Depuis sa séquence virale avec Léa Salamé, Artus s’est retrouvé malgré lui porte-parole de ceux qui choisissent de ne pas boire. Pas complètement à l’aise avec cette étiquette, comme il le reconnaît lui-même, l’humoriste, auteur du spectacle « Un p’tit truc en plus », revendique pourtant un regard critique sur les habitudes et la pression sociale autour de l’alcool en France.
Confronté à une culture où l’apéro est presque un rituel et où l’ivresse est banalisée, le comédien dénonce l’implicite pression sociale qui l’accompagne. Dans une interview accordée à L’entretien d’embauche il y a quelques mois, Artus expliquait son analyse sans détour :
« En France c’est cool de prendre l’apéro, limite c’est toi qui n’est pas cool si tu ne prends pas une bière. Un mec bourré ça fait rire, alors qu’une personne droguée non »
L’humoriste est également revenu sur ses expériences personnelles, révélant des excès ayant entraîné de graves conséquences sur sa santé, et qui l’ont conduit à changer radicalement son rapport à l’alcool :
« J’ai rapport à la boisson, et à tout, qui est excessif. Je ne bois pas au quotidien. Je ne prends pas une bière ou un verre de vin, ce n’est pas mon truc. Par contre, si je bois, c’est pour aller au bout de la nuit et faire la fête. Je ne sais pas faire le truc de boire un petit verre de temps en temps. Soit je bois beaucoup, soit je ne bois pas.
Je me mettais des grosses cuites, et j’ai commencé à faire des crises d’épilepsie… C’est d’une violence ! Ça fait tellement peur d’en faire que ça m’a vraiment aidé à arrêter. On convulse, on se fait très mal. Je me suis mordu la langue très fort, j’ai eu les vaisseaux du visage qui explosent parce que tout se tend… Et le pire, c’est qu’après tu ne te souviens pas et tu es complètement désorienté. J’aurais pu sauter par la fenêtre si elle avait été ouverte »
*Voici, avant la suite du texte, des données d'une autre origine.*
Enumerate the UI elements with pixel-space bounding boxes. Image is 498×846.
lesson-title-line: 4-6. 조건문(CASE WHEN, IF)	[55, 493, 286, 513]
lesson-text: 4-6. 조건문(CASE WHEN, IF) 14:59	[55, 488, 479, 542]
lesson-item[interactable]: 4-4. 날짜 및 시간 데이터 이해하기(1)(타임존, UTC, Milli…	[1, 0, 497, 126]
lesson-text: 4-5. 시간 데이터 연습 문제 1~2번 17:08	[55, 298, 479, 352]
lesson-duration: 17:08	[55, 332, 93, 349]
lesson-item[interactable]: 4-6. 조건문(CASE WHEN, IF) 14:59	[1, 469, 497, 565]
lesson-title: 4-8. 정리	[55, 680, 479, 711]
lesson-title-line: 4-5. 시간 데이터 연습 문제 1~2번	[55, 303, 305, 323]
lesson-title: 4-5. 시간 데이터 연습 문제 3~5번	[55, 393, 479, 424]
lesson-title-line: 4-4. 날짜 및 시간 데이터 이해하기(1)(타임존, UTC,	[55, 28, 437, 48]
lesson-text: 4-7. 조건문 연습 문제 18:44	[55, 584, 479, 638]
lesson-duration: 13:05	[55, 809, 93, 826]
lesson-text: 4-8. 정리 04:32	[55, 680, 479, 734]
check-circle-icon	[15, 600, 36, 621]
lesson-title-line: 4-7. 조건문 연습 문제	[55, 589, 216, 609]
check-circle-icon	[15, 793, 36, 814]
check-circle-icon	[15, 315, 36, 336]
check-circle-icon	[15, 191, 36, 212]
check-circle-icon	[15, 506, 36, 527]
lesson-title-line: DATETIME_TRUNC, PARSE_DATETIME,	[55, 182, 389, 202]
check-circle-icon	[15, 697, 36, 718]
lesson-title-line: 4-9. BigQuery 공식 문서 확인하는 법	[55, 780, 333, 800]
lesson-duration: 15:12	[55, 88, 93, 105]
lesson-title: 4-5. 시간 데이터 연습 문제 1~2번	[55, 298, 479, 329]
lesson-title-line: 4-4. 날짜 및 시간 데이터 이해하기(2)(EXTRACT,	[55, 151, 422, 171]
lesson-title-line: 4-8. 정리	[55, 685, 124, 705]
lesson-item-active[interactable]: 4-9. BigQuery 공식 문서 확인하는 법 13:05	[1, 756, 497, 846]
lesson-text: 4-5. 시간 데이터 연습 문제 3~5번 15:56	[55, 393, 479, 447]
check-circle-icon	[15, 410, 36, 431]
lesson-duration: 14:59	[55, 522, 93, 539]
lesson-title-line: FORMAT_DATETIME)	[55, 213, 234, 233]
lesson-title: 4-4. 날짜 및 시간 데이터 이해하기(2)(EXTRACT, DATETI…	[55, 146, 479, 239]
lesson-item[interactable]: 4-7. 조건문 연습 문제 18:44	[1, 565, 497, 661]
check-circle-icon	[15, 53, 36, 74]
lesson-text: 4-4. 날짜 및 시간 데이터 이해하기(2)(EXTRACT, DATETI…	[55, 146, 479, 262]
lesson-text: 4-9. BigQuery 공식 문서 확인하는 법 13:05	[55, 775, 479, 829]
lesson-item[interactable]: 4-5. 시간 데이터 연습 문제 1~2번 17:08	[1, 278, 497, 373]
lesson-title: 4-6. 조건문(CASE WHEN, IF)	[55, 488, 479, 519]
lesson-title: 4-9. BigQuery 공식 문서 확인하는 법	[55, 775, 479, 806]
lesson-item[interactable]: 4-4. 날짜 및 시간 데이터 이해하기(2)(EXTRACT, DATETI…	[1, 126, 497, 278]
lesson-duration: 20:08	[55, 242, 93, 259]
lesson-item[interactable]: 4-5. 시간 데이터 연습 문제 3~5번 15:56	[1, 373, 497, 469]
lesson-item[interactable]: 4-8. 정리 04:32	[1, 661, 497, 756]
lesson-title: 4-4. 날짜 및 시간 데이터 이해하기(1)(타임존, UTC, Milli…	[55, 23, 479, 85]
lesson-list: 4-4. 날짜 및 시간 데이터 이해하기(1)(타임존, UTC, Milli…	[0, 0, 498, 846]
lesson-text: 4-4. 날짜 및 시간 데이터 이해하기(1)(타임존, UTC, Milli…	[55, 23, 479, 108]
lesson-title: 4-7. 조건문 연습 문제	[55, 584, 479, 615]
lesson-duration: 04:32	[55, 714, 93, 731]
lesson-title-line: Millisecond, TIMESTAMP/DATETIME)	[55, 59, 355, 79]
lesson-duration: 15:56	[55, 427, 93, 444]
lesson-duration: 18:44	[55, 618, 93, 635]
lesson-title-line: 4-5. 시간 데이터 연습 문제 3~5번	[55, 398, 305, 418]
Aujourd’hui, mieux dans sa tête et dans son corps, Artus a adopté une consommation beaucoup plus modérée, tout en continuant à pointer du doigt les habitudes et la mentalité françaises. Ses propos rappellent les dangers de l’excès et proposent une réflexion importante sur un sujet encore trop souvent banalisé, alors que l’alcool cause chaque année de nombreux décès en France.